Policy implication: The framework presented allows us to explore individual responsibility connected to health-care as a heterogeneous group of commodities, rather than applying an all or nothing approach to inclusion or exclusion in the publicly funded health-care.
Abdolvahab Baghbanian, Stephen Leeder, Ian Hughes, Freidoon Khavarpour
University of Sydney, Australia
Determining the optimal allocation of healthcare resources to improve health has been a key challenge to healthcare systems (Drummond, 2005; Mooney, 2008, Marmot, 2007). The limitless possibilities for health services force policy-makers to decide what services to provide, for whom, how, when and where (Mitton, 2004).
How does economic evaluation contribute to resource allocation decisions? Previous studies have examined the use of health economic data by one or two levels of decision-makers, but many health care systems are highly complex. This study seeks to elucidate how decision-makers decide, what economic analytical tools and/or methods to employ and why.
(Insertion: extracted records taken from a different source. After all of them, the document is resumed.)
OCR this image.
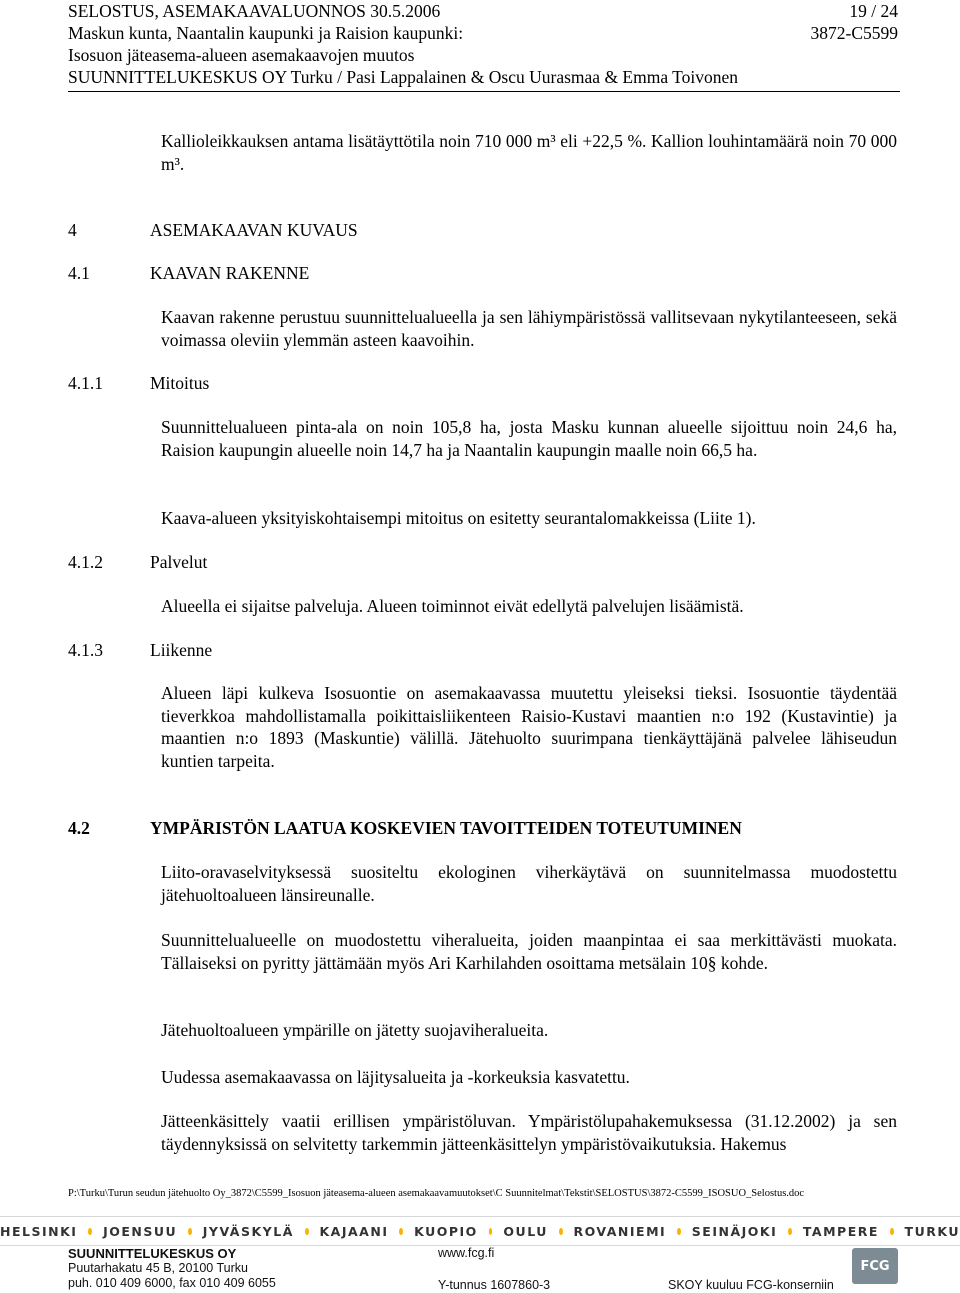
SELOSTUS, ASEMAKAAVALUONNOS 30.5.2006	19 / 24
Maskun kunta, Naantalin kaupunki ja Raision kaupunki:	3872-C5599
Isosuon jäteasema-alueen asemakaavojen muutos
SUUNNITTELUKESKUS OY Turku / Pasi Lappalainen & Oscu Uurasmaa & Emma Toivonen
Kallioleikkauksen antama lisätäyttötila noin 710 000 m³ eli +22,5 %. Kallion louhintamäärä noin 70 000 m³.
4	ASEMAKAAVAN KUVAUS
4.1	KAAVAN RAKENNE
Kaavan rakenne perustuu suunnittelualueella ja sen lähiympäristössä vallitsevaan nykytilanteeseen, sekä voimassa oleviin ylemmän asteen kaavoihin.
4.1.1	Mitoitus
Suunnittelualueen pinta-ala on noin 105,8 ha, josta Masku kunnan alueelle sijoittuu noin 24,6 ha, Raision kaupungin alueelle noin 14,7 ha ja Naantalin kaupungin maalle noin 66,5 ha.
Kaava-alueen yksityiskohtaisempi mitoitus on esitetty seurantalomakkeissa (Liite 1).
4.1.2	Palvelut
Alueella ei sijaitse palveluja. Alueen toiminnot eivät edellytä palvelujen lisäämistä.
4.1.3	Liikenne
Alueen läpi kulkeva Isosuontie on asemakaavassa muutettu yleiseksi tieksi. Isosuontie täydentää tieverkkoa mahdollistamalla poikittaisliikenteen Raisio-Kustavi maantien n:o 192 (Kustavintie) ja maantien n:o 1893 (Maskuntie) välillä. Jätehuolto suurimpana tienkäyttäjänä palvelee lähiseudun kuntien tarpeita.
4.2	YMPÄRISTÖN LAATUA KOSKEVIEN TAVOITTEIDEN TOTEUTUMINEN
Liito-oravaselvityksessä suositeltu ekologinen viherkäytävä on suunnitelmassa muodostettu jätehuoltoalueen länsireunalle.
Suunnittelualueelle on muodostettu viheralueita, joiden maanpintaa ei saa merkittävästi muokata. Tällaiseksi on pyritty jättämään myös Ari Karhilahden osoittama metsälain 10§ kohde.
Jätehuoltoalueen ympärille on jätetty suojaviheralueita.
Uudessa asemakaavassa on läjitysalueita ja -korkeuksia kasvatettu.
Jätteenkäsittely vaatii erillisen ympäristöluvan. Ympäristölupahakemuksessa (31.12.2002) ja sen täydennyksissä on selvitetty tarkemmin jätteenkäsittelyn ympäristövaikutuksia. Hakemus
P:\Turku\Turun seudun jätehuolto Oy_3872\C5599_Isosuon jäteasema-alueen asemakaavamuutokset\C Suunnitelmat\Tekstit\SELOSTUS\3872-C5599_ISOSUO_Selostus.doc
HELSINKI JOENSUU JYVÄSKYLÄ KAJAANI KUOPIO OULU ROVANIEMI SEINÄJOKI TAMPERE TURKU
SUUNNITTELUKESKUS OY
Puutarhakatu 45 B, 20100 Turku
puh. 010 409 6000, fax 010 409 6055
www.fcg.fi
Y-tunnus 1607860-3	SKOY kuuluu FCG-konserniin
FCG
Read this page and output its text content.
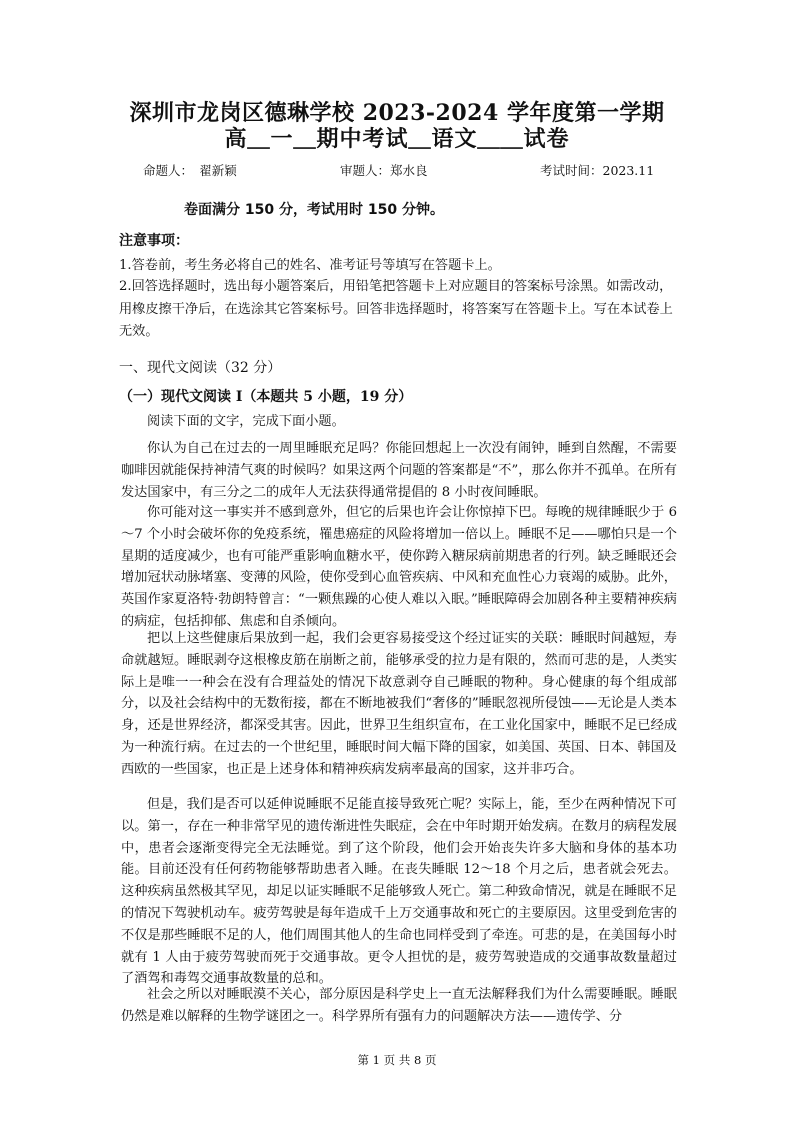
深圳市龙岗区德琳学校 2023-2024 学年度第一学期
高＿一＿期中考试＿语文＿＿试卷
命题人：　翟新颖	审题人：郑水良	考试时间：2023.11
卷面满分 150 分，考试用时 150 分钟。
注意事项：
1.答卷前，考生务必将自己的姓名、准考证号等填写在答题卡上。
2.回答选择题时，选出每小题答案后，用铅笔把答题卡上对应题目的答案标号涂黑。如需改动，用橡皮擦干净后，在选涂其它答案标号。回答非选择题时，将答案写在答题卡上。写在本试卷上无效。
一、现代文阅读（32 分）
（一）现代文阅读 I（本题共 5 小题，19 分）
阅读下面的文字，完成下面小题。
你认为自己在过去的一周里睡眠充足吗？你能回想起上一次没有闹钟，睡到自然醒，不需要咖啡因就能保持神清气爽的时候吗？如果这两个问题的答案都是“不”，那么你并不孤单。在所有发达国家中，有三分之二的成年人无法获得通常提倡的 8 小时夜间睡眠。
你可能对这一事实并不感到意外，但它的后果也许会让你惊掉下巴。每晚的规律睡眠少于 6～7 个小时会破坏你的免疫系统，罹患癌症的风险将增加一倍以上。睡眠不足——哪怕只是一个星期的适度减少，也有可能严重影响血糖水平，使你跨入糖尿病前期患者的行列。缺乏睡眠还会增加冠状动脉堵塞、变薄的风险，使你受到心血管疾病、中风和充血性心力衰竭的威胁。此外，英国作家夏洛特·勃朗特曾言：“一颗焦躁的心使人难以入眠。”睡眠障碍会加剧各种主要精神疾病的病症，包括抑郁、焦虑和自杀倾向。
把以上这些健康后果放到一起，我们会更容易接受这个经过证实的关联：睡眠时间越短，寿命就越短。睡眠剥夺这根橡皮筋在崩断之前，能够承受的拉力是有限的，然而可悲的是，人类实际上是唯一一种会在没有合理益处的情况下故意剥夺自己睡眠的物种。身心健康的每个组成部分，以及社会结构中的无数衔接，都在不断地被我们“奢侈的”睡眠忽视所侵蚀——无论是人类本身，还是世界经济，都深受其害。因此，世界卫生组织宣布，在工业化国家中，睡眠不足已经成为一种流行病。在过去的一个世纪里，睡眠时间大幅下降的国家，如美国、英国、日本、韩国及西欧的一些国家，也正是上述身体和精神疾病发病率最高的国家，这并非巧合。
但是，我们是否可以延伸说睡眠不足能直接导致死亡呢？实际上，能，至少在两种情况下可以。第一，存在一种非常罕见的遗传渐进性失眠症，会在中年时期开始发病。在数月的病程发展中，患者会逐渐变得完全无法睡觉。到了这个阶段，他们会开始丧失许多大脑和身体的基本功能。目前还没有任何药物能够帮助患者入睡。在丧失睡眠 12～18 个月之后，患者就会死去。这种疾病虽然极其罕见，却足以证实睡眠不足能够致人死亡。第二种致命情况，就是在睡眠不足的情况下驾驶机动车。疲劳驾驶是每年造成千上万交通事故和死亡的主要原因。这里受到危害的不仅是那些睡眠不足的人，他们周围其他人的生命也同样受到了牵连。可悲的是，在美国每小时就有 1 人由于疲劳驾驶而死于交通事故。更令人担忧的是，疲劳驾驶造成的交通事故数量超过了酒驾和毒驾交通事故数量的总和。
社会之所以对睡眠漠不关心，部分原因是科学史上一直无法解释我们为什么需要睡眠。睡眠仍然是难以解释的生物学谜团之一。科学界所有强有力的问题解决方法——遗传学、分
第 1 页 共 8 页
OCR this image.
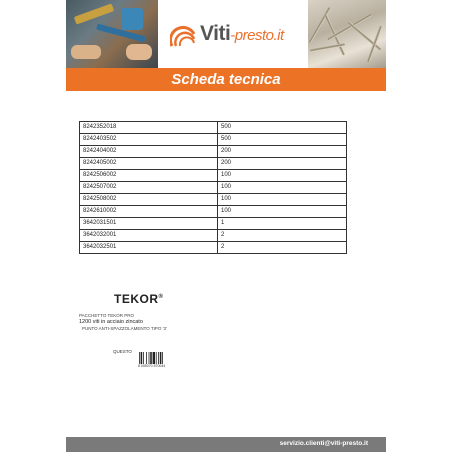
Viti-presto.it
Scheda tecnica
8242352018	500
8242403502	500
8242404002	200
8242405002	200
8242506002	100
8242507002	100
8242508002	100
8242610002	100
3642031501	1
3642032001	2
3642032501	2
TEKOR®
PACCHETTO TEKOR PRO
1200 viti in acciaio zincato
PUNTO ANTI-SPAZZOLAMENTO TIPO '3'
QUESTO
8 005070 570044
servizio.clienti@viti-presto.it
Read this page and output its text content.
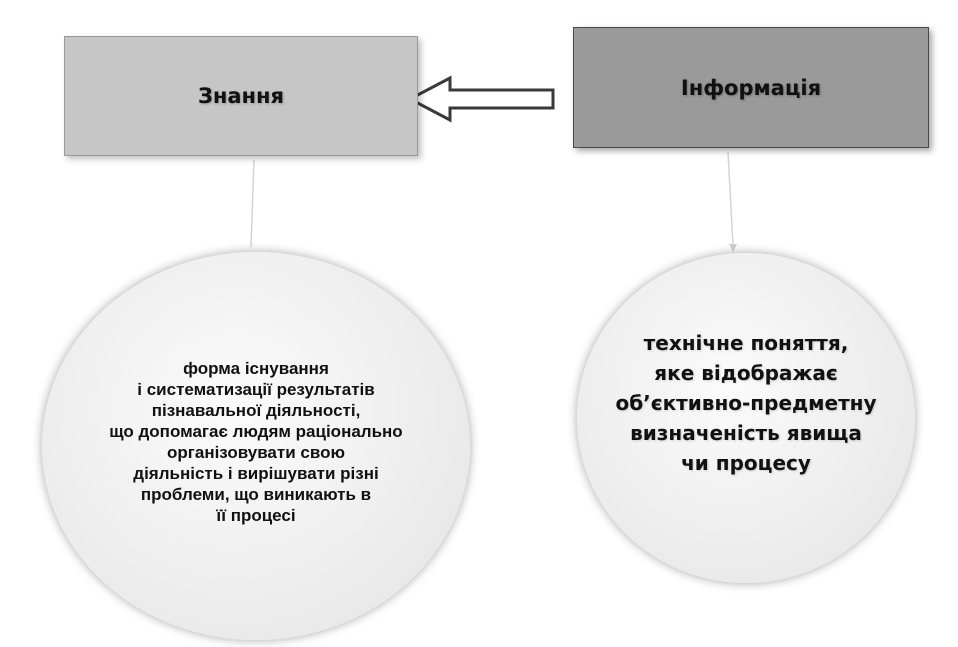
Знання	Інформація
форма існування
і систематизації результатів
пізнавальної діяльності,
що допомагає людям раціонально
організовувати свою
діяльність і вирішувати різні
проблеми, що виникають в
її процесі
технічне поняття,
яке відображає
об’єктивно-предметну
визначеність явища
чи процесу
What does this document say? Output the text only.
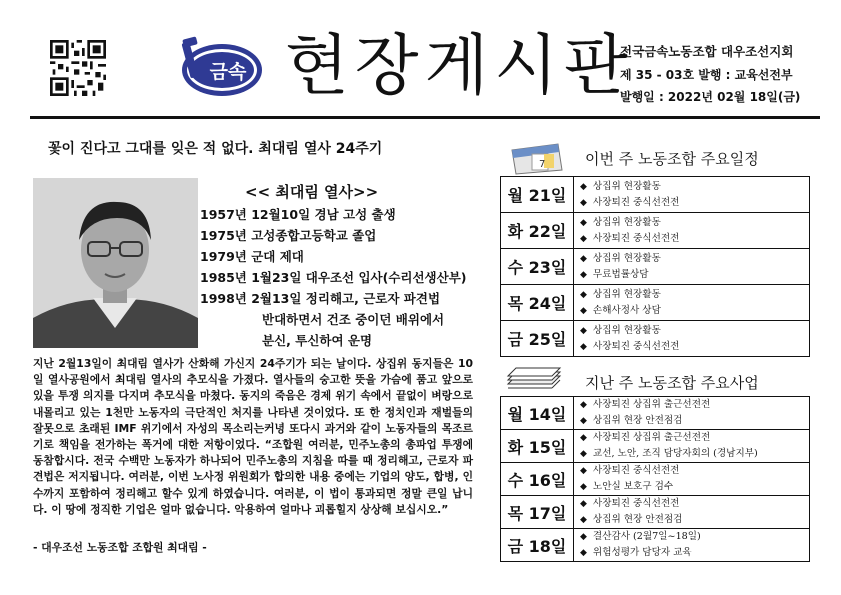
금속 현장게시판
전국금속노동조합 대우조선지회
제 35 - 03호 발행 : 교육선전부
발행일 : 2022년 02월 18일(금)
꽃이 진다고 그대를 잊은 적 없다. 최대림 열사 24주기
<< 최대림 열사>>
1957년 12월10일 경남 고성 출생
1975년 고성종합고등학교 졸업
1979년 군대 제대
1985년 1월23일 대우조선 입사(수리선생산부)
1998년 2월13일 정리해고, 근로자 파견법
반대하면서 건조 중이던 배위에서
분신, 투신하여 운명
지난 2월13일이 최대림 열사가 산화해 가신지 24주기가 되는 날이다. 상집위 동지들은 10일 열사공원에서 최대림 열사의 추모식을 가졌다. 열사들의 숭고한 뜻을 가슴에 품고 앞으로 있을 투쟁 의지를 다지며 추모식을 마쳤다. 동지의 죽음은 경제 위기 속에서 끝없이 벼랑으로 내몰리고 있는 1천만 노동자의 극단적인 처지를 나타낸 것이었다. 또 한 정치인과 재벌들의 잘못으로 초래된 IMF 위기에서 자성의 목소리는커녕 또다시 과거와 같이 노동자들의 목조르기로 책임을 전가하는 폭거에 대한 저항이었다. “조합원 여러분, 민주노총의 총파업 투쟁에 동참합시다. 전국 수백만 노동자가 하나되어 민주노총의 지침을 따를 때 정리해고, 근로자 파견법은 저지됩니다. 여러분, 이번 노사정 위원회가 합의한 내용 중에는 기업의 양도, 합병, 인수까지 포함하여 정리해고 할수 있게 하였습니다. 여러분, 이 법이 통과되면 정말 큰일 납니다. 이 땅에 정직한 기업은 얼마 없습니다. 악용하여 얼마나 괴롭힐지 상상해 보십시오.”
- 대우조선 노동조합 조합원 최대림 -
7	이번 주 노동조합 주요일정
월 21일	◆ 상집위 현장활동
◆ 사장퇴진 중식선전전

화 22일	◆ 상집위 현장활동
◆ 사장퇴진 중식선전전

수 23일	◆ 상집위 현장활동
◆ 무료법률상담

목 24일	◆ 상집위 현장활동
◆ 손해사정사 상담

금 25일	◆ 상집위 현장활동
◆ 사장퇴진 중식선전전
지난 주 노동조합 주요사업
월 14일	◆ 사장퇴진 상집위 출근선전전
◆ 상집위 현장 안전점검

화 15일	◆ 사장퇴진 상집위 출근선전전
◆ 교선, 노안, 조직 담당자회의 (경남지부)

수 16일	◆ 사장퇴진 중식선전전
◆ 노안실 보호구 검수

목 17일	◆ 사장퇴진 중식선전전
◆ 상집위 현장 안전점검

금 18일	◆ 결산감사 (2월7일~18일)
◆ 위험성평가 담당자 교육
We recruited a purposive sample of Australian healthcare decision-makers by direct invitation through e-mail and invited them to complete a Web-based survey. We then took sub-samples from federal, state and territory, and regional levels of health service management. Quantitative questionnaire responses were subjected to multivariate analysis (SPSS). Full text transcripts of interviews are being coded thematically. In total 91 questionnaire and 25 interviews were available for analysis. As expected, there is a common understanding amongst decision-makers about resources and choices, but views about the value of economic evaluation varied. The higher the managerial level of a respondent, the greater was their understanding of the value of economic evaluation.
Key Words: Complex Systems Theory, Economic Evaluation, Decision-Making, Health System, Resource allocation.